Every HTTP call the node makes — discovery, resource creation, schema fetches — automatically carries those credentials. Internally, the node constructs an APIHelper that holds the credentials and reads them back via get_helper_auth() on each request. The same credentials also flow into the MQTT client when enable_mqtt=True (and, for NATS, into user/password auth when enable_nats=True; pass nats_token for token auth instead).

For an unsecured server (e.g., a local OSH dev instance), simply omit username and password:

node = Node(protocol='http', address='localhost', port=8585)

If the server has been secured but you forget to provide credentials, each request will return 401 Unauthorized from the server — no exception is raised by the library; inspect the response status.

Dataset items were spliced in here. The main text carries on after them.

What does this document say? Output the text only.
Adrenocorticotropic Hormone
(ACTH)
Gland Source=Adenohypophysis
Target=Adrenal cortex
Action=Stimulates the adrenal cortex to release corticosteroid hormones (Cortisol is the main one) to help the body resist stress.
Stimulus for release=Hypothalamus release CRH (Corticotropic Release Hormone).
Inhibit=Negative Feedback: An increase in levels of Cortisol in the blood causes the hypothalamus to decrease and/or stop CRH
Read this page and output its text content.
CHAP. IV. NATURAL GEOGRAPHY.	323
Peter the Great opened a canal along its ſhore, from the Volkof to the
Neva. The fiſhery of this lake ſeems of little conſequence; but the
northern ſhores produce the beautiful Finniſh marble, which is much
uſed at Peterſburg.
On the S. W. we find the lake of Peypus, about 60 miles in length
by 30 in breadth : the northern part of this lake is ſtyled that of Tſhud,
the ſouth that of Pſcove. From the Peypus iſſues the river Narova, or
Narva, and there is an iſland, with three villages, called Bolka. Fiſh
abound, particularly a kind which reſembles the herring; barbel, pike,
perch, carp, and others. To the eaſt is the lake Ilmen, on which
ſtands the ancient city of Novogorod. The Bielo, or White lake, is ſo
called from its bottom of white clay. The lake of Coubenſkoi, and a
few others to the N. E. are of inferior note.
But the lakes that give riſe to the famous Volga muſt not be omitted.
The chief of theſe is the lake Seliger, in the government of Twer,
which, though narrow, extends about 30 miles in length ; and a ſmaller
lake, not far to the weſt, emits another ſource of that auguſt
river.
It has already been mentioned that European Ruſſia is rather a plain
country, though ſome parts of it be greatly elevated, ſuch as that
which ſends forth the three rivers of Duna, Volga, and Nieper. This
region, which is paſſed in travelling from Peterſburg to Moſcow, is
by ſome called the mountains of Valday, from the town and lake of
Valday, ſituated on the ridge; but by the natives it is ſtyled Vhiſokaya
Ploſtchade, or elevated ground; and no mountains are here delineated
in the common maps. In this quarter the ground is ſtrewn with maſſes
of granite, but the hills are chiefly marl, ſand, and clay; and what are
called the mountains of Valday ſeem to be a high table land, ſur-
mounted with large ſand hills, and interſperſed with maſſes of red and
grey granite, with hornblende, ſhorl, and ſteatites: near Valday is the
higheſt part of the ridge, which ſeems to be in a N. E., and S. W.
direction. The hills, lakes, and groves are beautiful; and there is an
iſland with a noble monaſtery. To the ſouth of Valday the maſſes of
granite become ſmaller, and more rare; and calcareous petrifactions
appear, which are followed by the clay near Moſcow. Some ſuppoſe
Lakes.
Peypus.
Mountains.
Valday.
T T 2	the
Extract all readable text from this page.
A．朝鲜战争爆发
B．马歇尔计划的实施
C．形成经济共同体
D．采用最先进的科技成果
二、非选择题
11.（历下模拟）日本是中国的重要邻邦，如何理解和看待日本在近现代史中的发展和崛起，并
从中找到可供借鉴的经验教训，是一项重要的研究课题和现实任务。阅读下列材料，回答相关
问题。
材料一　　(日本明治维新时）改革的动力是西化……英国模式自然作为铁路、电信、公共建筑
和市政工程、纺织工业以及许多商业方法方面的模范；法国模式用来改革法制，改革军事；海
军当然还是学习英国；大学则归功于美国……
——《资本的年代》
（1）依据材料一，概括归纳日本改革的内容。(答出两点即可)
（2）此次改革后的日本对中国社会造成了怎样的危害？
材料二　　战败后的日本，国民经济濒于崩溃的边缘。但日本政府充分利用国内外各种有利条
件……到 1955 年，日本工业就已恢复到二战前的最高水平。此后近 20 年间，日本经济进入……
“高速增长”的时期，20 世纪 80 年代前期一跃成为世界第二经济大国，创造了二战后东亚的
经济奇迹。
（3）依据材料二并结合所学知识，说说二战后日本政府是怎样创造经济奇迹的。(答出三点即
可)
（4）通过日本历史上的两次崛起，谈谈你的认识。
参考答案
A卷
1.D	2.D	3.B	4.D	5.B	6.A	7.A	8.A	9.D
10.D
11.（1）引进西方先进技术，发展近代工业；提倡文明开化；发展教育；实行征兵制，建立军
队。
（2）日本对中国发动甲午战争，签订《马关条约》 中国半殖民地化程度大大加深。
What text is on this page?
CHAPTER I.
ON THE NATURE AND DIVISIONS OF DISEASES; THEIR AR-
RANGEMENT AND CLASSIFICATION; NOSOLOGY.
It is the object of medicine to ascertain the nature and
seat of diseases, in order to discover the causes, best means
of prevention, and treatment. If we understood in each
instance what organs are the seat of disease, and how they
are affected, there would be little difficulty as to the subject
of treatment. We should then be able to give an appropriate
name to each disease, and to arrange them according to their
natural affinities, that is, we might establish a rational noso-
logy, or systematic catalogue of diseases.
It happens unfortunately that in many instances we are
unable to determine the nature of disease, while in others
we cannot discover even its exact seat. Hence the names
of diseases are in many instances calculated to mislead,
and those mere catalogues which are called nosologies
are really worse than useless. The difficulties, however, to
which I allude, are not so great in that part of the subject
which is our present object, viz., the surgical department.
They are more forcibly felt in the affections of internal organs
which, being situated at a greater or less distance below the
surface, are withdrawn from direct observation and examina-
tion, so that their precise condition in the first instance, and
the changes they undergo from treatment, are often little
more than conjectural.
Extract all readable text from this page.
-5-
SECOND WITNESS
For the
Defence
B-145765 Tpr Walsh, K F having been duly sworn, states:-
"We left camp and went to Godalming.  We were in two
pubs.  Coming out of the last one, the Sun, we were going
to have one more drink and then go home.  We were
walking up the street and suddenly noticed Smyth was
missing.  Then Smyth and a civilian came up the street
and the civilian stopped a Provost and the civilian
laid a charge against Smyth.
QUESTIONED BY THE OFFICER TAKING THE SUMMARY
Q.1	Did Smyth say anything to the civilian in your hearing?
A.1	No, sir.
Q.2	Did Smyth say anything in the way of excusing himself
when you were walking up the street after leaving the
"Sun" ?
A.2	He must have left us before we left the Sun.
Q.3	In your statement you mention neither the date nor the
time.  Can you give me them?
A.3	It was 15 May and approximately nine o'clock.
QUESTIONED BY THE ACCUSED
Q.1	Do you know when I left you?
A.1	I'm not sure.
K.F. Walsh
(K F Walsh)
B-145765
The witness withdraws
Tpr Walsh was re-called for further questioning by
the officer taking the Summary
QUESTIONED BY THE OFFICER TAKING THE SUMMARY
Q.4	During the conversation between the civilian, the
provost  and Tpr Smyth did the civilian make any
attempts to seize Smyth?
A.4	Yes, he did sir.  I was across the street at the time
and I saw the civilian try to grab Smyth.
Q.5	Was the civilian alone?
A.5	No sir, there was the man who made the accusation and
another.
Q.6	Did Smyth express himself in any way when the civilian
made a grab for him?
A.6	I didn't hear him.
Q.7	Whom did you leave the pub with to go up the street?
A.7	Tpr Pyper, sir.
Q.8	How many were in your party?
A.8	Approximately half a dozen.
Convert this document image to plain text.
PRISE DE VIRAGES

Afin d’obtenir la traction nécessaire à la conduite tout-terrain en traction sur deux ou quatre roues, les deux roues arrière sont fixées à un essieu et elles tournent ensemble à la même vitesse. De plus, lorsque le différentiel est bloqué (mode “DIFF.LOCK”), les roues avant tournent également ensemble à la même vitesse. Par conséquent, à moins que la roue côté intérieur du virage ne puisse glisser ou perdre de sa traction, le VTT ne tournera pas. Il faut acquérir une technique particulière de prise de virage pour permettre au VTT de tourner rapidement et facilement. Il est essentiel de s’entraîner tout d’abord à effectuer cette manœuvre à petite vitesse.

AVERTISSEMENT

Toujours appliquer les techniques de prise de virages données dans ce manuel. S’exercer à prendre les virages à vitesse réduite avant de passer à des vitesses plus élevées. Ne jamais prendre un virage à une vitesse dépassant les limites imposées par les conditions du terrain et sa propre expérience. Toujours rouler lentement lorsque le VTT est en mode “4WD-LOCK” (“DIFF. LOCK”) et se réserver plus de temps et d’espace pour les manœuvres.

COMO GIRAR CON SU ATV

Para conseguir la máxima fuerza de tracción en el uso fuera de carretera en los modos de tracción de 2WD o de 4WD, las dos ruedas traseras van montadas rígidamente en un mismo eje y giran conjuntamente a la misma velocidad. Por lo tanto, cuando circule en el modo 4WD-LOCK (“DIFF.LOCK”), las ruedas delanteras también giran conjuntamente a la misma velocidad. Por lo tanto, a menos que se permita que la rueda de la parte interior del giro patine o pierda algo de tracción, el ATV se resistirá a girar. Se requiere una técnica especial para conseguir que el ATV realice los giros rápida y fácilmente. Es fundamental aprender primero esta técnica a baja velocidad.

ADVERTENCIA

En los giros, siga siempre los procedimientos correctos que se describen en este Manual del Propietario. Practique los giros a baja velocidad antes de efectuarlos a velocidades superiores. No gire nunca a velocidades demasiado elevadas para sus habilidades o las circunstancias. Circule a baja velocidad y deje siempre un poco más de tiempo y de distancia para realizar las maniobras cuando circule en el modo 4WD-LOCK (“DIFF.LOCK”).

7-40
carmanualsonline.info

Lower-level usage (free helpers)

For one-off scripts or when you don’t want a full Node / OSHConnect setup, the module-level helpers in oshconnect.api_helpers mirror each CS API endpoint and accept an optional auth tuple plus optional headers dict. Every helper returns a requests.Response object:

from oshconnect.api_helpers import list_all_systems, create_new_systems

resp = list_all_systems(
    'http://sensors.example.org/sensorhub',
    auth=('alice', 's3cret'),
)
resp.raise_for_status()
systems = resp.json()['items']

created = create_new_systems(
    'http://sensors.example.org/sensorhub',
    request_body={'name': 'Sensor #1', 'uid': 'urn:test:sensor:1'},
    auth=('alice', 's3cret'),
    headers={'Content-Type': 'application/sml+json'},
)
new_id = created.headers['Location'].rsplit('/', 1)[-1]

Omit auth to call an unsecured endpoint. For application code, prefer the Node / APIHelper path so credentials are configured once at the node boundary instead of threaded through every call site.